Die eigene Sterblichkeit vor Augen treibt es mich ins Internet. Mein Kumpel Robert hat es richtig gemacht. Er ist nach Thailand ausgewandert und ist nun den ganzen Tag damit beschäftigt, am Pool rumzulungern, Motorrad zu fahren, auf dem Schießstand herumzuballern und lecker essen zu gehen. Er schickt mir den Link zur "Death Clock". Hier trage ich meinen Geburtstag, das Geschlecht, meinen BMI und meinen Nichtraucherstatus ein. Per Mausklick wird mein exakter Todestag berechnet - es ist der 10. Januar 2041. Ist schon okay, das ist ja noch lange hin und den Januar habe ich eh noch nie gemocht. Der Internet-Dienst ist so freundlich und zählt im Popup-Fenster einen Countdown herunter. Eine Milliarde Sekunden habe ich noch, bevor ich den Löffel abgeben muss. Ätsch, Arzt, man kann also auch ohne Olivenöl alt werden. Da breche ich doch gleich auf, um mir an Udo's Imbiss eine doppelte Currywurst mit fett Pommes zu holen.

Trotzdem ist auf eine Internet-Seite natürlich nur bedingt Verlass. Und so muss ich meine Kräfte bündeln, um noch rasch meine Zeichen in dieser Welt zu setzen. Ich habe ein Haus gebaut, einen Baum gepflanzt und einem Schlimmen Hund ein Zuhause gegeben (siehe www.stern.de/blog). Wichtig sind jetzt natürlich die Kinder. Meiner Tochter muss ich unbedingt das Boxen und Treten beibringen, damit sie sich in wenigen Jahren gegen alle pubertierenden Sittenstrolche in ihrer Klasse wehren kann. Mein Sohn hingegen braucht eine umfassende Medienerziehung. Mein Gott, er hat noch nie ein Weltraumballerspiel oder ein richtiges Point&Click-Adventure bestritten. Und er muss in die hohen Weihen des sinnentleerten Action-Kinofilms eingeweiht werden, der nur echte Kerle anspricht. Wie soll er ohne geistige Führung später einmal einen Steven-Seagal-Film genießen können, ohne sich über die fehlende Logik aufzuregen? Und wer soll ihm beibringen, dass Bruce Willis in den Die-hard-Filmen spätestens dann unbesiegbar und unverwundbar wird, sobald er die Tünche der Zivilisation abstreift und im Kohlenträger-T-Shirt posiert? Das sind dann doch Fakten, die eine Frau definitiv nicht vermitteln kann. Ebenso wie den Umstand, dass zum Heimkino zwingend auch eine 7.1-THX-Soundanlage mit dazugehört, sonst kann man eh alles vergessen.

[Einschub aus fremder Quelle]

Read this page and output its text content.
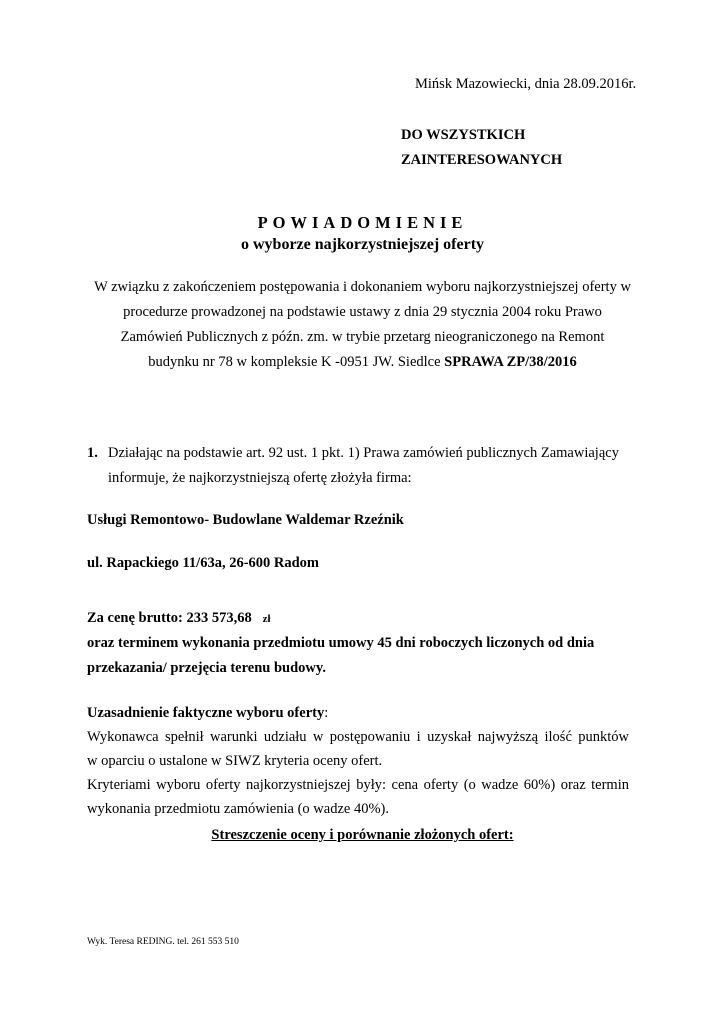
Mińsk Mazowiecki, dnia 28.09.2016r.
DO WSZYSTKICH
ZAINTERESOWANYCH
POWIADOMIENIE
o wyborze najkorzystniejszej oferty
W związku z zakończeniem postępowania i dokonaniem wyboru najkorzystniejszej oferty w
procedurze prowadzonej na podstawie ustawy z dnia 29 stycznia 2004 roku Prawo
Zamówień Publicznych z późn. zm. w trybie przetarg nieograniczonego na Remont
budynku nr 78 w kompleksie K -0951 JW. Siedlce SPRAWA ZP/38/2016
1. Działając na podstawie art. 92 ust. 1 pkt. 1) Prawa zamówień publicznych Zamawiający
informuje, że najkorzystniejszą ofertę złożyła firma:
Usługi Remontowo- Budowlane Waldemar Rzeźnik
ul. Rapackiego 11/63a, 26-600 Radom
Za cenę brutto: 233 573,68 zł
oraz terminem wykonania przedmiotu umowy 45 dni roboczych liczonych od dnia
przekazania/ przejęcia terenu budowy.
Uzasadnienie faktyczne wyboru oferty:
Wykonawca spełnił warunki udziału w postępowaniu i uzyskał najwyższą ilość punktów
w oparciu o ustalone w SIWZ kryteria oceny ofert.
Kryteriami wyboru oferty najkorzystniejszej były: cena oferty (o wadze 60%) oraz termin
wykonania przedmiotu zamówienia (o wadze 40%).
Streszczenie oceny i porównanie złożonych ofert:
Wyk. Teresa REDING. tel. 261 553 510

Der Gedanke ans eigene Abnippeln in Kombination mit meinem Hollywood-Starkult schickt mich auf die Internet-Seite "Findadeath", die sich ganz und gar darum kümmert, die Hintergründe auszuleuchten, die bei bekannten Stars zum Tode geführt haben. Hier zolle ich mal eben meinem Idol John Belushi Tribut, der an der Überdosis Drogen gestorben ist - lange bevor er seine besten Filme drehen konnte. Auf der Seite erfahre ich, was ich schon wusste. Passend zu seiner Beerdigung führte sein ewiger Kumpan Dan Aykroyd einen Motorrad-Korso an. Und bei der Beisetzung wurde der Song der "2000 pound bee" gespielt - ein Gitarren-geschwängertes Stück passend zu einem Sketch, den Aykroyd und Belushi für die Comedy-Show "Saturday Night Live" entwickelt haben.

Geistig gut beisammen

Aber ich schweife ab. Ich nehme ja keine Drogen. Und noch bin ich geistig halbwegs gut beisammen. Ich komme trotz meines hohen Alters noch mit einem Festplattenrekorder und einem iPod zurecht, kann meine acht Lautsprecher perfekt an den PC anschließen und bin dazu in der Lage, einen tragbaren PDA mit GPS-Empfänger zur spannenden Schatzsuche zu verwenden. Nur mit meinem Handy komme ich einfach nicht klar, auf dieses neumodische Gerät könnte ich gut und gerne verzichten.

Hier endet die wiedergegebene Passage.